Thursday, September 22, 2011

Window Chalkboard Project

I bought an old crumbly, dirty window from a girl.  She had bought a load of 50 (!!) of them from some Amish people in Pennsylvania, and only needed 2, so she sold the rest off.  I bought two from her, not really knowing what to do with them, but thinking they could be very cool.

So I decided to make one into a chalk board to hang in my kitchen--something to write lists on, or notes, or reminders, or draw pictures.  So here's what I did...

Here's the window (this is actually the other window, but I didn't photo the chalkboard window before I began painting)

I bought some chalk board paint from the craft store. $7, but you can probably find it cheaper (the red, green, brown, and other colors were $3.50).
On the label, it says, "Create a chalkboard on wood, paper mache, terra cotta, canvas, most porous surfaces. Waterbase. Non-toxic. For best results, at least 2 coats recommended. Single coat coverage approximately 10.75 sq. ft."  Great.  Well, all except for the "porous surfaces" part, because I was planning to paint it straight on the glass in the windows.  Meh, I did it anyway.  Here's the first coat:

 First coat: pretty shabby.  Maybe this won't work.... Second coat:
Okay, not so bad, but still not good.  Proceed with coat 3 and 4.  I was impatient and helped the drying time with a hair dryer, which worked pretty well.  By the 4th coat, I felt like everything was pretty evenly covered and I couldn't see any transparent areas.  Sweet!

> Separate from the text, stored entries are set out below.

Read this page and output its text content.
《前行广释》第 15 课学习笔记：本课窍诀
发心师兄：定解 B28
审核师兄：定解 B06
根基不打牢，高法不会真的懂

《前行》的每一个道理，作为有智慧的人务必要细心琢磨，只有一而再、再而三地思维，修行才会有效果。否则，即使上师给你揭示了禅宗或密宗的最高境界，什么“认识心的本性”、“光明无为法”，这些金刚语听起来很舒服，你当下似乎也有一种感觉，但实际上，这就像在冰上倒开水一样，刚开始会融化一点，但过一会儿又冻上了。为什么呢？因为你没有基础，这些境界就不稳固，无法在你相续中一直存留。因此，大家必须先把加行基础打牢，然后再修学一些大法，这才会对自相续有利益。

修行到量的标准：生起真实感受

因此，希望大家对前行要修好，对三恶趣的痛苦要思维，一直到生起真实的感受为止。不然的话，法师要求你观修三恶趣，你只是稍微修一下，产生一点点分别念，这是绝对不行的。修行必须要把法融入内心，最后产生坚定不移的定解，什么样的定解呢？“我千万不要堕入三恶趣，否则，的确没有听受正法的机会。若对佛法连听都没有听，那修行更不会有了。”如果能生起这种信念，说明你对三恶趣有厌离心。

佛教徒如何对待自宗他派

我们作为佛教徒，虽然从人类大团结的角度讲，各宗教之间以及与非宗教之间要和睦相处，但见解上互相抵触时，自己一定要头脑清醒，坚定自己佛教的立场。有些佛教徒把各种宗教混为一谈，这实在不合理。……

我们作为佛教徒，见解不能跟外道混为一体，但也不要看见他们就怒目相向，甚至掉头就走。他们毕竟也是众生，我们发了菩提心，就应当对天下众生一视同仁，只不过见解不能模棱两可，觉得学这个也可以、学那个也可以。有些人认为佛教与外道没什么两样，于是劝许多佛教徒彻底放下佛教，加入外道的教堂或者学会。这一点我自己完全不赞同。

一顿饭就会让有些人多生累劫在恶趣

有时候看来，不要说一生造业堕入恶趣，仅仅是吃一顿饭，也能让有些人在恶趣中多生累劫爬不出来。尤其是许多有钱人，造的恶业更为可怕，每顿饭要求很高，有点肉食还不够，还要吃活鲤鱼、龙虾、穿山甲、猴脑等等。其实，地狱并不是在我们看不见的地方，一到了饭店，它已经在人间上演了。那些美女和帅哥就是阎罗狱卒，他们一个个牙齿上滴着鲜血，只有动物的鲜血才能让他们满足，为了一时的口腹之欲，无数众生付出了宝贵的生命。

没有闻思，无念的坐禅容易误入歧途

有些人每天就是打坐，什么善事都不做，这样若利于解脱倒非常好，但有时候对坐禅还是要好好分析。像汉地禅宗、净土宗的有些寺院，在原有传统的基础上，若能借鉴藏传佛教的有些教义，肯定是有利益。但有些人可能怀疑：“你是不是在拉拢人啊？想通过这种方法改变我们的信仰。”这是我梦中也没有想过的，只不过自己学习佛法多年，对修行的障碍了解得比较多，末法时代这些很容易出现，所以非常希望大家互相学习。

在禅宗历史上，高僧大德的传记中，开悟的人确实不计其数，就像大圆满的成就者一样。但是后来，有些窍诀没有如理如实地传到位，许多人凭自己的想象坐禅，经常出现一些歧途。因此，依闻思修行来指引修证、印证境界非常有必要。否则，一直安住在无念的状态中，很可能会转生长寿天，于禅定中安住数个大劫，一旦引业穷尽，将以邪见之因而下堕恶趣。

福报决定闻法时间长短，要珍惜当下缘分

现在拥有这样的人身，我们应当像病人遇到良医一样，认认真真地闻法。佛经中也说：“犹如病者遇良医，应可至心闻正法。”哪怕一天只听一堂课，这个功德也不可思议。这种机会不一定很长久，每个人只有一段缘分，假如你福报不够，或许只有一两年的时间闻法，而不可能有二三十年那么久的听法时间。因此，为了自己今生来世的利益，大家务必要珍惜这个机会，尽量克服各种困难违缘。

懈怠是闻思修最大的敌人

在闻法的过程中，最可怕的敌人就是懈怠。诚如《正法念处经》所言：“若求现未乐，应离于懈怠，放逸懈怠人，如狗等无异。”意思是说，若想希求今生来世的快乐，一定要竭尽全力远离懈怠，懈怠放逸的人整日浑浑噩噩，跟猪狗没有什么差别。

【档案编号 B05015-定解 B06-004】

Next, put on the "D rings".
I hang paintings for a living (if you can call it that), so I am quite familiar with the ins and outs of hanging paintings/stuff on walls.  These principles apply to most anything you hang on your wall.  Buy "D rings" from the craft/hardware store.  For something heavy, like this window, (probably 10-15 lbs), I like something relatively heavy duty--meaning you want the screws to be substantial.  You don't want screws to rip out of the wood because they're too wimpy to hold your heavy thing.  Better too much than too little, in this case.
The 2 most important things when applying D Rings: #1 Make sure the screws are good and tight and screwed in. #2 The top of the D Rings on both sides of your painting/window need to be exactly the same distance from the top of the window to ensure that the window hangs straight on the wall.  I measured down 4 inches from the top of the window, and made sure to screw in carefully to ensure the ring stayed exactly 4 inches down. (Below: the screw driver is pointing to the line 4 inches down, where I marked the spot to screw in the screws.)
I then hung the window on "nickle plated hooks".  The advantage of hanging straight on the D Ring is that once everything is level (Rings in the same place, hooks level on the wall), your painting/window will never be crooked.  Also, it is MUCH more secure way to hang than with a wire on the back.  It would not work to hang this window on a wire--writing, drawing, and pressing on the chalkboard would cause movement and make it hang crooked.  Obnoxious.  Don't do it.  D Rings and plated hooks.  Yes.
So here it is on the wall:
I use soft pastel "chalk", which is not really chalk like you usually think of it, but the colors are very vibrant and really fun to draw with.  Its probably not so great for kids--its quite a bit messier than normal street/school chalk.  You have to wash it off with a wet paper towel, but its not dusty like normal chalk either.  I like it much better, but I don't have to worry about children.

That's it!  I love my new chalkboard!

1 comment:

  1. I love this! I wish I could run into a girl selling old windows so I could do this!